Steuerzinsen sind verfassungswidrig - Handlungsbedarf für den Gesetzgeber bis 31. Juli 2022
Mit dem am 8. Juli 2021 erschienenen Beschluss des Bundesverfassungsgerichts (Az. 1 BvR 2237/14, 1 BvR 2422/17) hat der Erste Senat des Bundesverfassungsgerichts entschieden, dass die Verzinsung von Steuernachforderungen und Steuererstattungen in § 233a in Verbindung mit § 238 Abs. 1 Satz 1 AO verfassungswidrig ist, soweit der Zinsberechnung für Verzinsungszeiträume ab dem 1. Januar 2014 ein Zinssatz von monatlich 0,5 % zugrunde gelegt wird.
Zwar wurde § 233a in Verbindung mit § 238 Abs. 1 Satz 1 AO für umfassend und für alle Verzinsungszeiträume ab dem 1. Januar 2014 mit dem Grundgesetz unvereinbar erklärt. Allerdings hat das Bundesverfassungsgericht entschieden, dass für Verzinsungszeiträume vom 1. Januar 2014 bis zum 31. Dezember 2018 die Vorschrift jedoch fort gilt, ohne dass der Gesetzgeber verpflichtet wäre, auch für diesen Zeitraum rückwirkend eine verfassungsgemäße Regelung zu schaffen. Für ab in das Jahr 2019 fallende Verzinsungszeiträume bleibt es hingegen bei der Unanwendbarkeit der Vorschrift. Insoweit ist der Gesetzgeber verpflichtet, eine Neuregelung bis zum 31. Juli 2022 zu treffen, die sich rückwirkend auf alle Verzinsungszeiträume ab dem Jahr 2019 erstreckt und alle noch nicht bestandskräftigen Hoheitsakte erfasst.

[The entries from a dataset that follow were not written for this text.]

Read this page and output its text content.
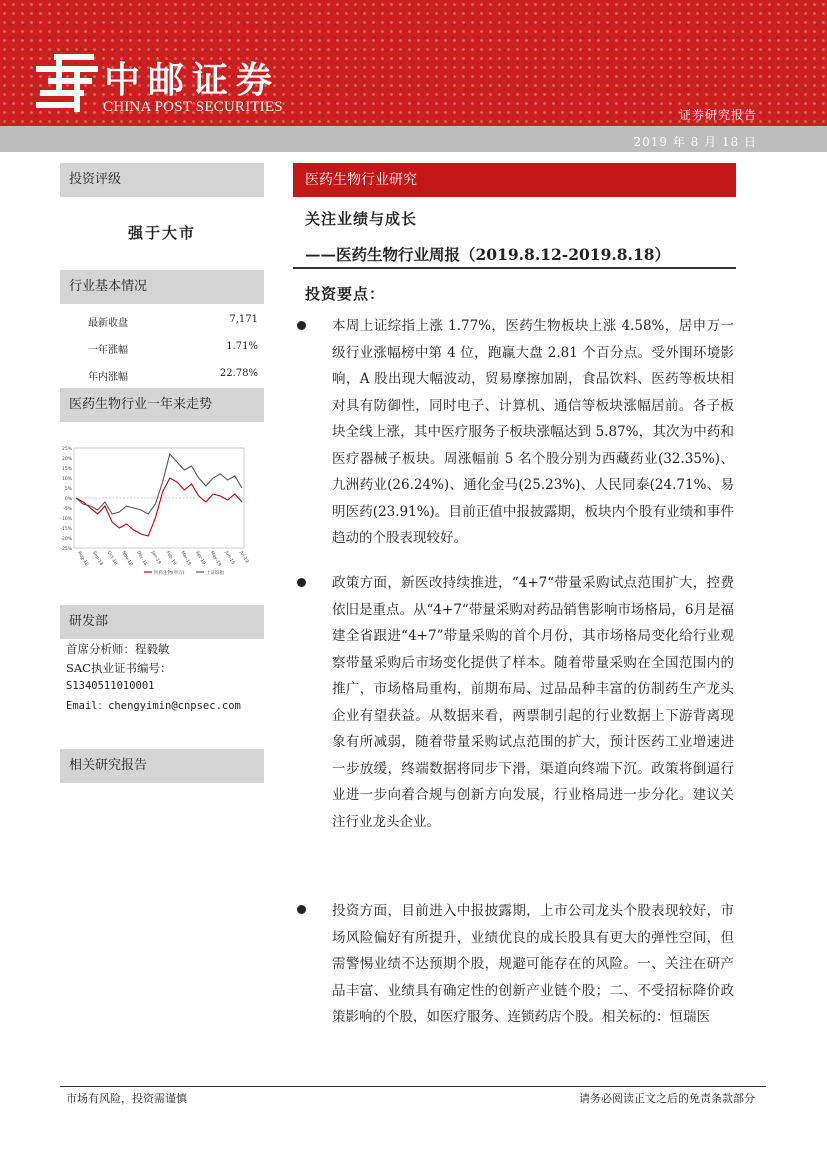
中邮证券
CHINA POST SECURITIES	证券研究报告
2019 年 8 月 18 日
投资评级
强于大市
行业基本情况
最新收盘	7,171
一年涨幅	1.71%
年内涨幅	22.78%
医药生物行业一年来走势
25%
20%
15%
10%
5%
0%
-5%
-10%
-15%
-20%
-25%
Aug-18 Sep-18 Oct-18 Nov-18 Dec-18 Jan-19 Feb-19 Mar-19 Apr-19 May-19 Jun-19 Jul-19
医药生物(申万)	上证综指
研发部
首席分析师：程毅敏
SAC执业证书编号：
S1340511010001
Email：chengyimin@cnpsec.com
相关研究报告
医药生物行业研究
关注业绩与成长
——医药生物行业周报（2019.8.12-2019.8.18）
投资要点：
本周上证综指上涨 1.77%，医药生物板块上涨 4.58%，居申万一级行业涨幅榜中第 4 位，跑赢大盘 2.81 个百分点。受外围环境影响，A 股出现大幅波动，贸易摩擦加剧，食品饮料、医药等板块相对具有防御性，同时电子、计算机、通信等板块涨幅居前。各子板块全线上涨，其中医疗服务子板块涨幅达到 5.87%，其次为中药和医疗器械子板块。周涨幅前 5 名个股分别为西藏药业(32.35%)、九洲药业(26.24%)、通化金马(25.23%)、人民同泰(24.71%、易明医药(23.91%)。目前正值中报披露期，板块内个股有业绩和事件趋动的个股表现较好。
政策方面，新医改持续推进，“4+7“带量采购试点范围扩大，控费依旧是重点。从“4+7“带量采购对药品销售影响市场格局，6月是福建全省跟进“4+7”带量采购的首个月份，其市场格局变化给行业观察带量采购后市场变化提供了样本。随着带量采购在全国范围内的推广，市场格局重构，前期布局、过品品种丰富的仿制药生产龙头企业有望获益。从数据来看，两票制引起的行业数据上下游背离现象有所减弱，随着带量采购试点范围的扩大，预计医药工业增速进一步放缓，终端数据将同步下滑，渠道向终端下沉。政策将倒逼行业进一步向着合规与创新方向发展，行业格局进一步分化。建议关注行业龙头企业。
投资方面，目前进入中报披露期，上市公司龙头个股表现较好，市场风险偏好有所提升，业绩优良的成长股具有更大的弹性空间，但需警惕业绩不达预期个股，规避可能存在的风险。一、关注在研产品丰富、业绩具有确定性的创新产业链个股；二、不受招标降价政策影响的个股，如医疗服务、连锁药店个股。相关标的：恒瑞医
市场有风险，投资需谨慎	请务必阅读正文之后的免责条款部分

Update: BMF-Schreiben vom 17. September 2021 zur Festsetzung von Zinsen nach §§ 233a bis 237 i.V.m. § 238 Absatz 1 Satz 1 AO
Unter Bezugnahme auf den Beschluss des Bundesverfassungsgerichts hat die Finanzverwaltung mit BMF-Schreiben vom 17.9.2021 - Az. IV A 3 – S 0338/19/10004 :005 bekanntgegeben, wie nunmehr mit der Festsetzung und Aussetzung von Nachzahlungs- und Erstattungszinsen nach § 233a AO sowie mit Einspruchsfällen in der Praxis zu verfahren ist.
Für Verzinsungszeiträume bis 31. Dezember 2018 ist entsprechend dem Beschluss des Bundesverfassungsgerichts das bisherige Recht weiter anwendbar (Fortgeltungsanordnung).
Für Verzinsungszeiträume ab 1. Januar 2019 gilt eine sog. Anwendungssperre. Gerichte und Verwaltungsbehörden sind danach angehalten keine Nachzahlungs- und Erstattungszinsen nach §§ 233a i.V.m. § 238 Absatz 1 Satz 1 AO mehr festzusetzen und laufende Verfahren sind insoweit auszusetzen. Die Anwendungssperre gilt nicht für Stundungs-, Hinterziehungs- und Aussetzungs- sowie Prozesszinsen.
Nachholung der Zinsfestsetzung
Die ausgesetzte Zinsfestsetzung ist nachzuholen, soweit und sobald die Ungewissheit durch eine rückwirkende verfassungsgemäße Neuregelung für Verzinsungszeiträume ab 1. Januar 2019 beseitigt ist (§ 165 Absatz 2 Satz 2 Halbsatz 2 AO), wozu der Gesetzgeber bis zum 31. Juli 2022 verpflichtet ist.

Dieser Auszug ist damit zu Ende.